Could This Self-Lubricating Condom That Administers Viagra Be The 'Next Generation' Contraceptive?

Would you be more inclined to wear a condom during sex if it felt better than wearing nothing at all?

Scientists from the University of Wollongong are aiming to create "the next generation condom" that will do just that.

The team are currently experimenting with hydrogel materials to create a condom that can self-lubricate and deliver a small dose of Viagra to the wearer.

"We were starting from scratch, we had an idea that these new materials would have the same properties as rubber with a nicer feel, but we weren't sure if they had the right properties for a condom.

"The early indications are that the materials are strong enough and actually do prevent against the transfer of small biological molecules."

The team began research on the new condom after the Bill and Melinda Gates Foundation issued a statement calling on scientists to create a condom that people would actually want to use.

"Condoms have been in use for about 400 years yet they have undergone very little technological improvement in the past 50 years," the statement reads.

"We are looking for a Next Generation Condom that significantly preserves or enhances pleasure, in order to improve uptake and regular use."

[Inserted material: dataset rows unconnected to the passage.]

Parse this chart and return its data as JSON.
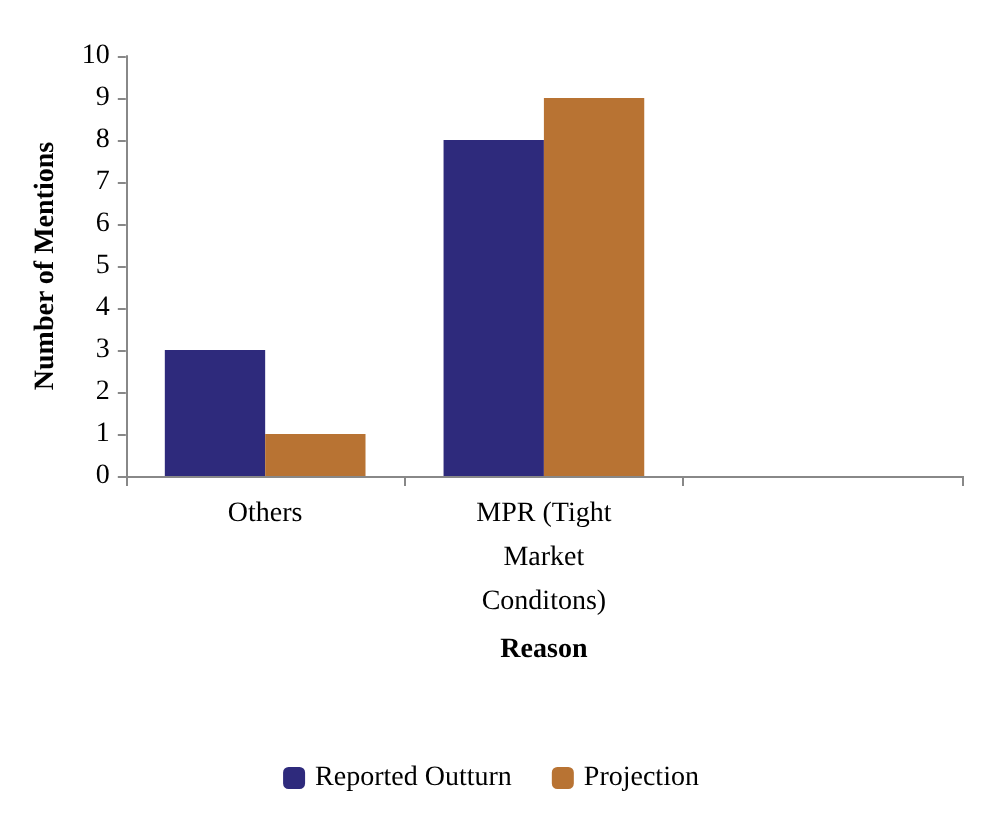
{
  "chart_data": {
    "type": "bar",
    "xlabel": "Reason",
    "ylabel": "Number of Mentions",
    "categories": [
      "Others",
      "MPR (Tight Market Conditons)",
      null
    ],
    "series": [
      {
        "name": "Reported Outturn",
        "color": "#2e2a7c",
        "values": [
          3,
          8,
          null
        ]
      },
      {
        "name": "Projection",
        "color": "#b87333",
        "values": [
          1,
          9,
          null
        ]
      }
    ],
    "ylim": [
      0,
      10
    ],
    "yticks": [
      0,
      1,
      2,
      3,
      4,
      5,
      6,
      7,
      8,
      9,
      10
    ],
    "grid": false,
    "legend": "bottom"
  }
}
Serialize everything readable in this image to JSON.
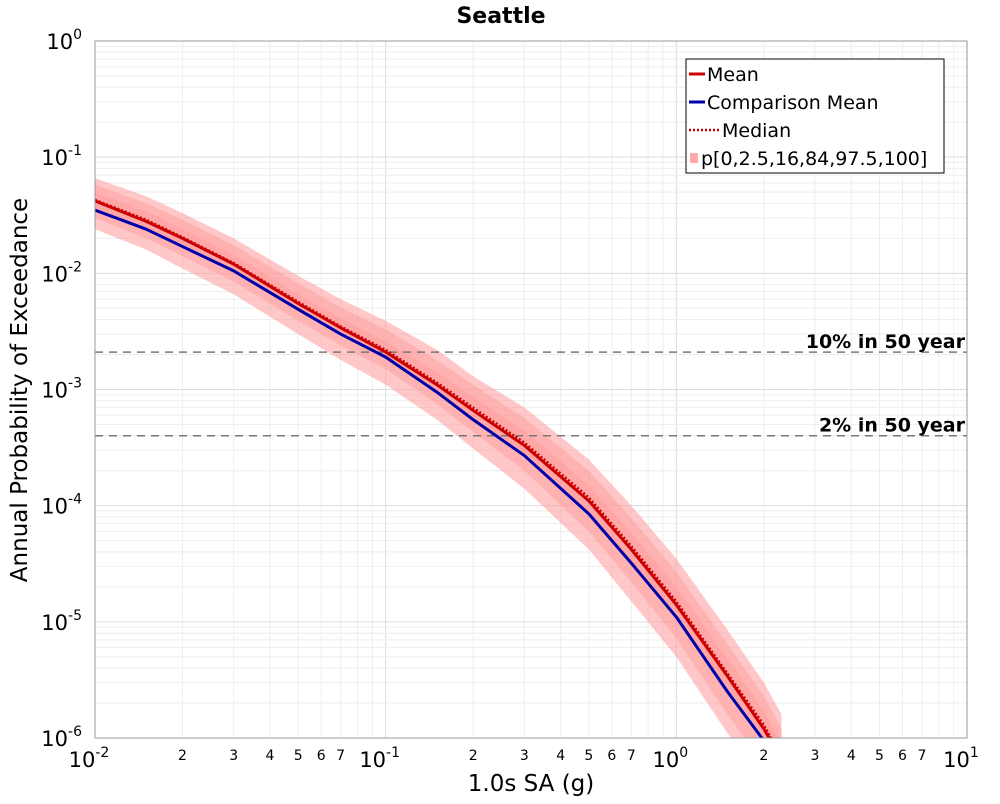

The University of Wollongong team has received one of 52 grants from the Bill and Melinda Gates Foundation to complete their research.

Each individual project has reportedly been awarded initial funding of $100,000 (£68,000).

But not everyone is convinced by the team's idea.

Speaking to HuffPost UK Lifestyle, sex and relationship expert Tracey Cox raised questions as to whether self-lubricating, Viagra-administering condoms are really the way forward.

"I'm all for any research that will result in condoms that feel better and encourage more use. And like the sound of a condom that actually feels better than not wearing one. If indeed this can be achieved," she said.

"But we have condoms that are lubricated already, so don't imagine 'self lubricating' would really make a great deal of difference.

"Delivering a small dose of Viagra is also pointless, since the drug takes around half an hour to work and men who need it use it to get an erection - which is needed before you can put the condom on.

"A lot of men ejaculate within five minutes so it wouldn't have time to work. I guess there could be some benefit if the man used condoms regularly and the drug built up in his system."

The next step for the University of Wollongong researchers is to test their prototype.

They've recently teamed up with Swinburne University of Technology in Melbourne to conduct biometric testing that will be able to measure the body's response to the material.